At the time, those scenarios were prepared by the World Economic Forum (WEF) to respond to the needs of some of its members who were skeptical of the BRICs forecasts. These members felt that the BRICs predictions of China’s and India’s and other countries’ long-term growth did not factor in the effects of political and social changes.

Therefore, the WEF produced three scenarios of India in 2005 considering social and political developments in the countries also and published them in a document called “India and the World: Scenarios to 2025.”

Rising and falling growth

The WEF (and NCAER) forecasted that India’s GDP growth rate would rise to over 9% within three or four years (as it did). They also predicted that the growth would fall back towards 5% within seven or eight years (as it has) – if institutional reforms were not made in time.

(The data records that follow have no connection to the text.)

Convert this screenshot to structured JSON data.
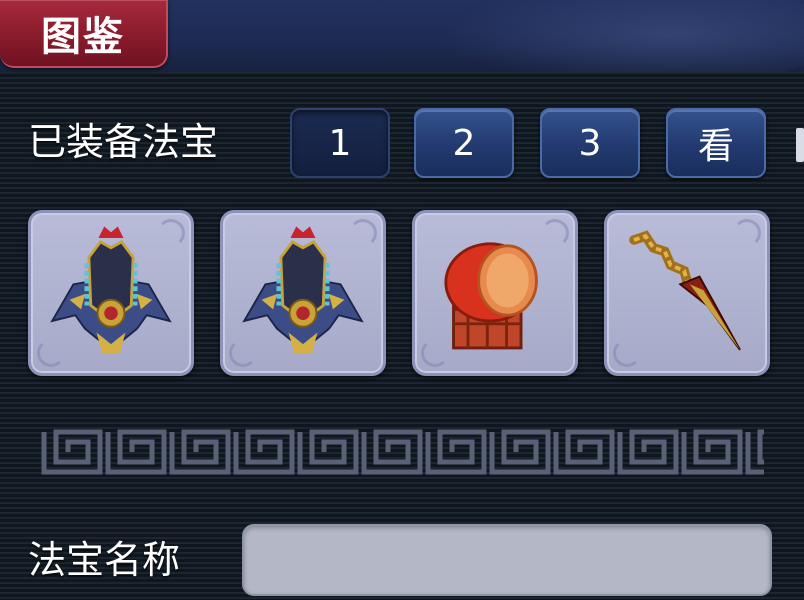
{
  "header": {
    "tab_title": "图鉴"
  },
  "equipped": {
    "label": "已装备法宝",
    "set_buttons": [
      {
        "label": "1",
        "active": true
      },
      {
        "label": "2",
        "active": false
      },
      {
        "label": "3",
        "active": false
      },
      {
        "label": "看",
        "active": false
      }
    ],
    "slots": [
      {
        "icon": "armor-icon"
      },
      {
        "icon": "armor-icon"
      },
      {
        "icon": "drum-icon"
      },
      {
        "icon": "dagger-icon"
      }
    ]
  },
  "treasure_name": {
    "label": "法宝名称",
    "value": ""
  },
  "colors": {
    "tab_red": "#8a1b2c",
    "button_blue": "#223a70",
    "slot_lavender": "#b0b4d2",
    "field_gray": "#b3b7c6"
  }
}
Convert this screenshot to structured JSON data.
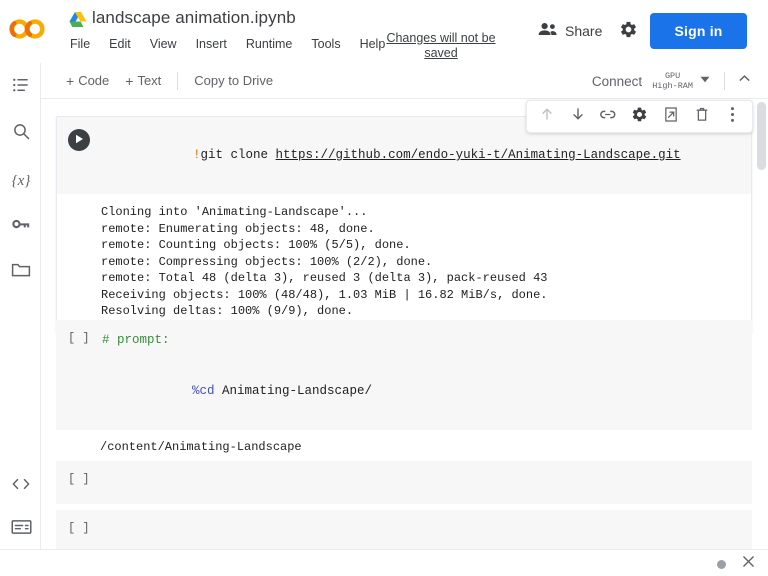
{
  "header": {
    "logo": "colab-logo",
    "drive_icon": "google-drive-icon",
    "filename": "landscape animation.ipynb",
    "menus": [
      "File",
      "Edit",
      "View",
      "Insert",
      "Runtime",
      "Tools",
      "Help"
    ],
    "unsaved_notice": "Changes will not be saved",
    "share_label": "Share",
    "share_icon": "people-icon",
    "settings_icon": "gear-icon",
    "signin_label": "Sign in",
    "accent_color": "#1a73e8"
  },
  "toolbar": {
    "add_code_label": "Code",
    "add_text_label": "Text",
    "plus_glyph": "+",
    "copy_to_drive_label": "Copy to Drive",
    "connect_label": "Connect",
    "runtime_type": "GPU",
    "runtime_ram": "High-RAM",
    "caret_icon": "chevron-down-icon",
    "collapse_icon": "chevron-up-icon"
  },
  "sidebar": {
    "items": [
      {
        "name": "table-of-contents",
        "icon": "list-icon"
      },
      {
        "name": "find-and-replace",
        "icon": "search-icon"
      },
      {
        "name": "variables",
        "icon": "variables-icon",
        "glyph": "{x}"
      },
      {
        "name": "secrets",
        "icon": "key-icon"
      },
      {
        "name": "files",
        "icon": "folder-icon"
      }
    ],
    "bottom_items": [
      {
        "name": "code-snippets",
        "icon": "code-brackets-icon"
      },
      {
        "name": "terminal",
        "icon": "terminal-icon"
      }
    ]
  },
  "cell_toolbar": {
    "buttons": [
      {
        "name": "move-cell-up",
        "icon": "arrow-up-icon",
        "disabled": true
      },
      {
        "name": "move-cell-down",
        "icon": "arrow-down-icon",
        "disabled": false
      },
      {
        "name": "link-to-cell",
        "icon": "link-icon",
        "disabled": false
      },
      {
        "name": "cell-settings",
        "icon": "gear-icon",
        "disabled": false
      },
      {
        "name": "mirror-cell-in-tab",
        "icon": "open-in-new-icon",
        "disabled": false
      },
      {
        "name": "delete-cell",
        "icon": "trash-icon",
        "disabled": false
      },
      {
        "name": "more-cell-actions",
        "icon": "more-vert-icon",
        "disabled": false
      }
    ]
  },
  "cells": [
    {
      "id": "cell-1",
      "type": "code",
      "prompt": "",
      "run_icon": "play-icon",
      "code_prefix": "!",
      "code_text": "git clone ",
      "code_url": "https://github.com/endo-yuki-t/Animating-Landscape.git",
      "output": [
        "Cloning into 'Animating-Landscape'...",
        "remote: Enumerating objects: 48, done.",
        "remote: Counting objects: 100% (5/5), done.",
        "remote: Compressing objects: 100% (2/2), done.",
        "remote: Total 48 (delta 3), reused 3 (delta 3), pack-reused 43",
        "Receiving objects: 100% (48/48), 1.03 MiB | 16.82 MiB/s, done.",
        "Resolving deltas: 100% (9/9), done."
      ]
    },
    {
      "id": "cell-2",
      "type": "code",
      "prompt": "[ ]",
      "comment_line": "# prompt:",
      "magic_token": "%cd",
      "magic_arg": " Animating-Landscape/",
      "output": [
        "/content/Animating-Landscape"
      ]
    },
    {
      "id": "cell-3",
      "type": "code",
      "prompt": "[ ]"
    },
    {
      "id": "cell-4",
      "type": "code",
      "prompt": "[ ]"
    }
  ],
  "footer": {
    "status_dot": "status-dot",
    "close_icon": "close-icon"
  }
}
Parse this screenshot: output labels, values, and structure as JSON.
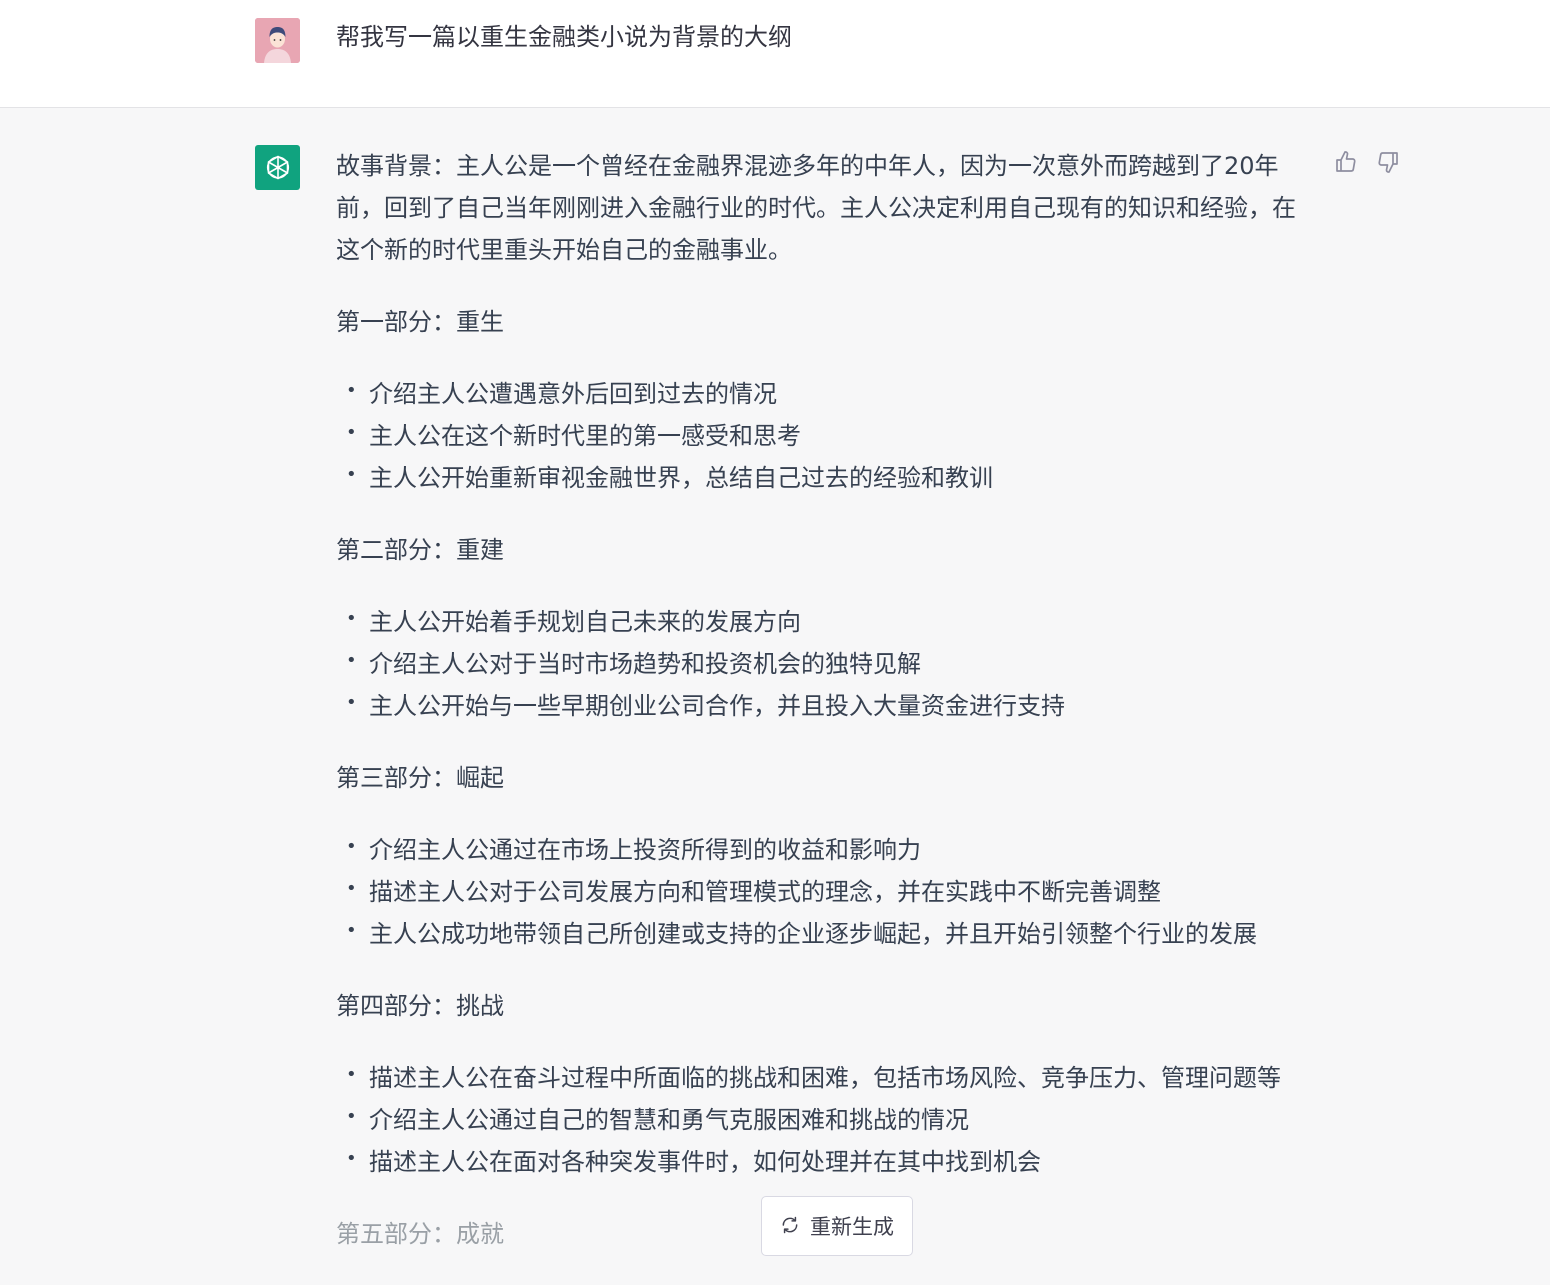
{
  "user_message": "帮我写一篇以重生金融类小说为背景的大纲",
  "assistant": {
    "intro": "故事背景：主人公是一个曾经在金融界混迹多年的中年人，因为一次意外而跨越到了20年前，回到了自己当年刚刚进入金融行业的时代。主人公决定利用自己现有的知识和经验，在这个新的时代里重头开始自己的金融事业。",
    "sections": [
      {
        "heading": "第一部分：重生",
        "items": [
          "介绍主人公遭遇意外后回到过去的情况",
          "主人公在这个新时代里的第一感受和思考",
          "主人公开始重新审视金融世界，总结自己过去的经验和教训"
        ]
      },
      {
        "heading": "第二部分：重建",
        "items": [
          "主人公开始着手规划自己未来的发展方向",
          "介绍主人公对于当时市场趋势和投资机会的独特见解",
          "主人公开始与一些早期创业公司合作，并且投入大量资金进行支持"
        ]
      },
      {
        "heading": "第三部分：崛起",
        "items": [
          "介绍主人公通过在市场上投资所得到的收益和影响力",
          "描述主人公对于公司发展方向和管理模式的理念，并在实践中不断完善调整",
          "主人公成功地带领自己所创建或支持的企业逐步崛起，并且开始引领整个行业的发展"
        ]
      },
      {
        "heading": "第四部分：挑战",
        "items": [
          "描述主人公在奋斗过程中所面临的挑战和困难，包括市场风险、竞争压力、管理问题等",
          "介绍主人公通过自己的智慧和勇气克服困难和挑战的情况",
          "描述主人公在面对各种突发事件时，如何处理并在其中找到机会"
        ]
      }
    ],
    "partial_heading": "第五部分：成就"
  },
  "regenerate_label": "重新生成",
  "colors": {
    "bot_avatar": "#10a37f",
    "background": "#f7f7f8",
    "user_row": "#ffffff"
  },
  "icons": {
    "like": "thumbs-up-icon",
    "dislike": "thumbs-down-icon",
    "regenerate": "refresh-icon",
    "bot": "openai-logo-icon"
  }
}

The 2005 WEF scenarios were built upon insights from another set of India scenarios prepared even earlier, in 2000. Those foundational scenarios had examined more deeply the effects of different models of large systems’ governance and leadership in India.

These scenarios were summarized in a report, “Scenarios for India 2010: An Invitation to Make a Difference, published by the Confederation of Indian Industry (CII)”.

New governance structures

The strong threads running through all three sets of scenarios are the calls to ‘re-form’ structures for the governance of democratic, diverse, demographically endowed India.

Governance structures must be reoriented from centralization to localization; from silos divided by sectoral and organizational walls to laterally linked partnerships across them; from systems designed principally to monitor and control to systems that enable more innovation and learning; and from governance by pronouncements from the top to governance by listening to voices within.

The need for reforming governance is now appearing center stage in the national political discourse from the shadows in the wings. The process of reform will now gain speed.

Continue to part IV.

Takeaways

India’s policies and projects must move forward or remain mired in contentiousness and confusion.

Contentiousness among stakeholders has stalled many economic reforms and big projects in India in the last 5 years.

Coordination across India's government departments is tied up in red tape. Literally, in paper files tied in red tape.

The Indian government's excruciatingly slow decision-making processes must be reformed.

Are there techniques to convert India’s contention into collaboration and its confusion into coordination?

It was correctly predicted India's GDP growth would fall below 5% if its institutions were not reformed.